In One Year Later, there are two sections to the exhibit, the plastic draperies and small memorial for animal lives. "I wanted to make an environment installation," said Sykora. "That way people would have to walk through and face all this plastic."

You’re greeted with a sheet when you walk into the small gallery. It’s not a plastic drop cloth for painting but it could easily be used as one. It’s a quilt that was sewn together. And the material? A year’s worth of post-consumer plastic.

UM artist Zoe Sykora’s UC Gallery exhibit “One Year Later” examines the waste we produce and how trash can become something beautiful. 

According to a study by The Royal Statistical Society, 91% of plastic isn’t recycled. That means by 2050, there will be 12 million tons of plastic waste in landfills.

Sykora saw how much plastic she was using firsthand working in retail and at Missoula’s Good Food Store. Though a majority of the products at Good Food Store can be bought without traditional plastic packaging, Sykora said that it all has to arrive in something. She started collecting all of the plastic that would end up in a landfill and evaluating her own consumer habits.

Stepping through the plastic quilt, distorted light from two more plastic sheets wraps around you.

This is an in-between space. It feels distorting and slightly familiar. Sykora said this is intentional. She designed this small space to subconsciously remind visitors of the small space between the door of a grocery store and the rest of the store where people get their carts.


Zoe Sykora sits in her gallery made out of a years worth of collected consumer trash. "I call this my web," said Sykora "This is all crocheted plastic bags, and one bag would make maybe four inches of this chain."

According to Waste Management Northwest, 100 billion plastic bags are used every year in the United States. Sykora started collecting a plastic bag full of plastic bags under her friends’ sinks and decided to start using those as part of her post-consumer art practice. 

A giant web of plastic hovering over two benches greets you as you duck under plastic sheets. Sitting under this, and realizing what this is, feels disconcerting. This massive spiderweb is made of the plastic bags Sykora has been collecting. It’s easy to see the bags you might have used in the past week. One bag only makes about four inches of the crocheted web, Sykora said. The web itself spans an entire wall and drapes up the ceiling. Let’s just say this web required much more than a plastic bag full of bags to be the size it is.
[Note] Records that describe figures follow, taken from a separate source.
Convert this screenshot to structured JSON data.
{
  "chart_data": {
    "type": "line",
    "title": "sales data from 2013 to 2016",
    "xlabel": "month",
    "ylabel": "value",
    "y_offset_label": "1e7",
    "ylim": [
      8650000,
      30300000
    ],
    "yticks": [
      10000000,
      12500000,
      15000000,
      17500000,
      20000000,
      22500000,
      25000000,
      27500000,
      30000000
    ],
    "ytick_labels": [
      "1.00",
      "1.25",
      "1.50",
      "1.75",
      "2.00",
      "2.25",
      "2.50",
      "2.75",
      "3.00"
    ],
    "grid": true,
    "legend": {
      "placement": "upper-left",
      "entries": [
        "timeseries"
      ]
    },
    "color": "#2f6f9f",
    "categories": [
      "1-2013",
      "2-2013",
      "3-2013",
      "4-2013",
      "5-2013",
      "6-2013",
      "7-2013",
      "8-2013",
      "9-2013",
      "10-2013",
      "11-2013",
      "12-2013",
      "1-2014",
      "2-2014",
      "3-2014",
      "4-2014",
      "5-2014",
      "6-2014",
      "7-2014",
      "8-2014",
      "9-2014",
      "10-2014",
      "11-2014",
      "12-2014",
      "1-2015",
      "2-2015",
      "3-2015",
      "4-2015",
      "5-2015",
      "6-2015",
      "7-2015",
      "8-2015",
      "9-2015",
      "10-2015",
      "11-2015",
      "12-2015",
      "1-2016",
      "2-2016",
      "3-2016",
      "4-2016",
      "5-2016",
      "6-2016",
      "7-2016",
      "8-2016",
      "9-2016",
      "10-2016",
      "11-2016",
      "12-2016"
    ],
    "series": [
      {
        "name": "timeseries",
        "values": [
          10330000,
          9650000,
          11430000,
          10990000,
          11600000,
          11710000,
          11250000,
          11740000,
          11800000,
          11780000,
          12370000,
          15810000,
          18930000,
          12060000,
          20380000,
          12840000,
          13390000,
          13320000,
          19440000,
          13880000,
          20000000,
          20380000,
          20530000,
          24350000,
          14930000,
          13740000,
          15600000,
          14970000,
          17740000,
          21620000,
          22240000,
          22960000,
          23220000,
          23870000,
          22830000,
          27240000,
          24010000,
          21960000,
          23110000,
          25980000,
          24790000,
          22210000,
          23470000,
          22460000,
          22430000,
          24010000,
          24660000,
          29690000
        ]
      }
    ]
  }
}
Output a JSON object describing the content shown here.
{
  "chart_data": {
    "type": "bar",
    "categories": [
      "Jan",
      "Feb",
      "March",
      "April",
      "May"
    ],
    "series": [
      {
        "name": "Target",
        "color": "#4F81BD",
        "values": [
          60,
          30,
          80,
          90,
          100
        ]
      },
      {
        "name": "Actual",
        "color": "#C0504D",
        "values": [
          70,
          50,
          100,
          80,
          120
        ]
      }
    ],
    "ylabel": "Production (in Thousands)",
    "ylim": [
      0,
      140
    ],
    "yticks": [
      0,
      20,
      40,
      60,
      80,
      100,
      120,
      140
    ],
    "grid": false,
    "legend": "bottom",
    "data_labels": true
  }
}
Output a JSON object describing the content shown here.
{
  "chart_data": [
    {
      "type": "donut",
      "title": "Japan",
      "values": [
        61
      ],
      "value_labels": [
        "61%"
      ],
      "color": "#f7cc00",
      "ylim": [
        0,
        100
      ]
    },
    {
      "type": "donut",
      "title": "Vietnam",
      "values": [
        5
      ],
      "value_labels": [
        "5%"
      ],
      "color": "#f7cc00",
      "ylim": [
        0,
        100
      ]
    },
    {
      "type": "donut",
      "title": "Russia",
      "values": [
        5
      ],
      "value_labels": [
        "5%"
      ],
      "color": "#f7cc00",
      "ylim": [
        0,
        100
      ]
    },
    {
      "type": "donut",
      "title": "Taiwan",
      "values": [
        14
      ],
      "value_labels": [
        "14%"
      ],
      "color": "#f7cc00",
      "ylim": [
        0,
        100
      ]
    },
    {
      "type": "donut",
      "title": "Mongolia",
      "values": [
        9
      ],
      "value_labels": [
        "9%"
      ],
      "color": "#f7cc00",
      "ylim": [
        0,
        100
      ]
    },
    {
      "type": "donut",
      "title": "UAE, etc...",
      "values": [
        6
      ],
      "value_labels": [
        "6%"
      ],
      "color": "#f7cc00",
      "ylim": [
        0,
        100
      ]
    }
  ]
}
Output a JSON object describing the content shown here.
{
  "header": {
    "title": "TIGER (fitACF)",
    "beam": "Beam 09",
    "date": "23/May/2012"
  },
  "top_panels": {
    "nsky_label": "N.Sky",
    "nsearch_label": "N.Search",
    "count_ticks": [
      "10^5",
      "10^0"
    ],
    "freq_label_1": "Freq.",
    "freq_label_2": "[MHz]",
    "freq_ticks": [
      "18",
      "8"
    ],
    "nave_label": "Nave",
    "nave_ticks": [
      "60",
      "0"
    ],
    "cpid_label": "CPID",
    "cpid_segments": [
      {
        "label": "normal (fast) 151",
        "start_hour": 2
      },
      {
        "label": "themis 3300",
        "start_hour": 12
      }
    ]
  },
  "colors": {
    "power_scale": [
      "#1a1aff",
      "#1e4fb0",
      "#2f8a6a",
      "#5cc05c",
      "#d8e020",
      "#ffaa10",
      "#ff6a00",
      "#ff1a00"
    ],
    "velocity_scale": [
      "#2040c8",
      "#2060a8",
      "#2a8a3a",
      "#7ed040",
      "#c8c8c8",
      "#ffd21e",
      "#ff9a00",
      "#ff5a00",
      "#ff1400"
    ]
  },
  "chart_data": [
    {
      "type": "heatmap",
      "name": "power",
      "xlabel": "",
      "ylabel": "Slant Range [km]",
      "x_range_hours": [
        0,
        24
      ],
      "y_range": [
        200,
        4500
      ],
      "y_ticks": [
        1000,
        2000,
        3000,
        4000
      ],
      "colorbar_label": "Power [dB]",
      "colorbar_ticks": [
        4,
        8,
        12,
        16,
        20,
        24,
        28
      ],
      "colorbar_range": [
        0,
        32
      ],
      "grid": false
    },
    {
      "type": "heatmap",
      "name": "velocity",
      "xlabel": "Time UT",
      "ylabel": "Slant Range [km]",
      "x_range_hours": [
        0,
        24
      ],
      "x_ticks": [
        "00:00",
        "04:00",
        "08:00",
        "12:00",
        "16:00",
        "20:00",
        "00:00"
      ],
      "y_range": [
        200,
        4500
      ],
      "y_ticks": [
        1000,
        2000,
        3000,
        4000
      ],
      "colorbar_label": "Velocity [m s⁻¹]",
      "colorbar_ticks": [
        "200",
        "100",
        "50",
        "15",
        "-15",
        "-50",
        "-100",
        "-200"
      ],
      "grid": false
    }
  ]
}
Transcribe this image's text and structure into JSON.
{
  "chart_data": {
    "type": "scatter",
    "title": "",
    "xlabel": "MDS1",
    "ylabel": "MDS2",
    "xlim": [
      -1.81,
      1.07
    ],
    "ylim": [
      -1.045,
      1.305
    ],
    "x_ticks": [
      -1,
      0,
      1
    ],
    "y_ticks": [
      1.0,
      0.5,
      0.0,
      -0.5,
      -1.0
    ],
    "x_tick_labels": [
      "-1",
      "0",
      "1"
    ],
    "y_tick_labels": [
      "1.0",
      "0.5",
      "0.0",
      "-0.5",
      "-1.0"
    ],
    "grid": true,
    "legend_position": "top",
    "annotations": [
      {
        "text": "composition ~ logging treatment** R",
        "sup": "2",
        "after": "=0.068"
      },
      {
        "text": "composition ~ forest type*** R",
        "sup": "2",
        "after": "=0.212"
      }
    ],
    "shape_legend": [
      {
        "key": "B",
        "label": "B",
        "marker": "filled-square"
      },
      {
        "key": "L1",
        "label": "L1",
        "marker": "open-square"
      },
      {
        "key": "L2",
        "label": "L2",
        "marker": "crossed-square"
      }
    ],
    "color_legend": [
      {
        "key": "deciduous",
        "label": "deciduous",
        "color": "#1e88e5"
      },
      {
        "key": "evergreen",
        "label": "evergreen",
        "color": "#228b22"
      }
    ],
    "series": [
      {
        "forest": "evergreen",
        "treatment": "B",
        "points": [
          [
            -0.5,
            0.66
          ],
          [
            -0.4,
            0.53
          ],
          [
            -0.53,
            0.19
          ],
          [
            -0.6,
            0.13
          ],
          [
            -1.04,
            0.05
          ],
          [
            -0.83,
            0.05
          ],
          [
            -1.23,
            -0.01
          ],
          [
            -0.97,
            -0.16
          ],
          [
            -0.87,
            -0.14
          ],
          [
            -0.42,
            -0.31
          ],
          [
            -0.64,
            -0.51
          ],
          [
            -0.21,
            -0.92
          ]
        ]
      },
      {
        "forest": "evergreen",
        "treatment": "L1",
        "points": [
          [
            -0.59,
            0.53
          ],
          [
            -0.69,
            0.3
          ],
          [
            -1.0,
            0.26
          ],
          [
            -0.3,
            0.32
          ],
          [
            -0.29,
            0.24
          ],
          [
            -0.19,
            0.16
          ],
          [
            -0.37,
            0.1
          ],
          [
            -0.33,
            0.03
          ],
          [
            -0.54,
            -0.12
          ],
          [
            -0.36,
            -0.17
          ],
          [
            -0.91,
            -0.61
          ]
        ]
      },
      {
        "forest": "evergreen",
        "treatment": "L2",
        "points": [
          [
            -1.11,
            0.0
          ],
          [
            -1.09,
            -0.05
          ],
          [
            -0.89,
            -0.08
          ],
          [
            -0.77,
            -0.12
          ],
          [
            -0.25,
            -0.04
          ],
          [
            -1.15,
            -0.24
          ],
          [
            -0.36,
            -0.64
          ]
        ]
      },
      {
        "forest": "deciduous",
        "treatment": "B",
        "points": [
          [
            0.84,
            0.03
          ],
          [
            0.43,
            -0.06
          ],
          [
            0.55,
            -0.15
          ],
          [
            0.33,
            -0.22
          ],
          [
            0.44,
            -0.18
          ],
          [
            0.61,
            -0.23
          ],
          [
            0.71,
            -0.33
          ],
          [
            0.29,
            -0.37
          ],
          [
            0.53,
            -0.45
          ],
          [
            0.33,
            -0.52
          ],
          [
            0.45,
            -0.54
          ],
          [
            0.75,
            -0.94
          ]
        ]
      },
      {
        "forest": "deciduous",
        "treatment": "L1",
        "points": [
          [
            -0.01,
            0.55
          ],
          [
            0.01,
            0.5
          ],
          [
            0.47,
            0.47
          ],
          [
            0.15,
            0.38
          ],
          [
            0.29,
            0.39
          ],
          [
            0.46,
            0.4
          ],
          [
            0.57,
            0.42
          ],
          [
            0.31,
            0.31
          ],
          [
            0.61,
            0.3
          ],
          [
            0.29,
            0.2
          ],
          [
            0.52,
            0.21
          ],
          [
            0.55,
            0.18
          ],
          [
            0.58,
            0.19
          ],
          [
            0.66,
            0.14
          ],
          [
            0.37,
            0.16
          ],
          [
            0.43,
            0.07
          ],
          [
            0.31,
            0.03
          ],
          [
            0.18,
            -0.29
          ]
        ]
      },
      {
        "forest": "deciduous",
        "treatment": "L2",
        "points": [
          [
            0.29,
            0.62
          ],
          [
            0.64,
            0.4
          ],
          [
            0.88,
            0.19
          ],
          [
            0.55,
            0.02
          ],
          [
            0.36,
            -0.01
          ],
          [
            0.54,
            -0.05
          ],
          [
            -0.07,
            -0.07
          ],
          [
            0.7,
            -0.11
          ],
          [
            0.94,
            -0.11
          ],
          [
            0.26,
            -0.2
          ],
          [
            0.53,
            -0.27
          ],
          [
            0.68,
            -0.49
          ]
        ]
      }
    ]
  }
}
Opposite the web is a 40- by 12-foot quilt of post-consumer plastic. This is where Sykora’s other job, retail, comes in. She explains that whole shipments of shirts or other clothing items would come individually wrapped in their own plastic bag. Sykora would end a day of restocking the store she works at by taking home garbage bags full of plastic to prevent it from going into a landfill.

The quilt reaches up the wall of the gallery and over the roof to meet the web. This part on the ceiling also includes a large bag that Sykora’s mattress came in. “There’s really no way to reuse that,” she said, shrugging.

You enter the last piece of the exhibit, a brightly-lit graveyard. Meat trays covered in felt with individual and unique laser-etched brands sit on growing grass plots. This is Sykora’s version of a final resting place. Sykora, a vegetarian, was inspired by the meat industry’s treatment of animals to transform typical meat trays, given to her by friends and adviser, into soft areas of rest.

To her, these meat trays represent so much more than a meal, they represent a life. The grass, grown over the course of a few weeks, was Sykora’s way of showing all the things the caged animals didn’t have in life, like a grassy wide-open area to live in.


Framed in a wooden box sits styrofoam meat packaging, felted over with wool, and embossed with a laser burned emblem to signify the animal once contained within the case. "It's to do with the meat industry," said Sykora "we waste materials, but we also waste the lives of living beings."

The gallery is not what Sykora’s friend and fellow artist Erica Selby expected. Selby and Sykora spent long days in the studio together working on their own projects, giving Selby a detailed look at how Sykora was using post-consumer trash, including her own.

Selby and UM art professor Cathryn Mallory brought Sykora a fair amount of trash. This could be anything from newspaper sleeves to plastic bags to odd bits of plastic found on various pieces of packaging. 

Selby was expecting something more dystopian, not the airy matter-of-fact exhibit that Sykora ended up creating. When Sykora was growing her plots of grass with purple grow lights, Selby would enter into her studio jokingly asking, “Is this now like a nightclub?”

Sykora intends to keep using post-consumer waste in her art, as well as becoming more sustainable in her own practice. Whether that’s picking up litter at a tailgate for an art piece that she’s done, or using non-toxic materials, Sykora is trying to build an art practice that can make a difference in more ways than one.  

“One Year Later” will be on exhibit at the UC Gallery until Feb. 28. The Gallery is open from 10 a.m.- 4 p.m, Monday through Friday.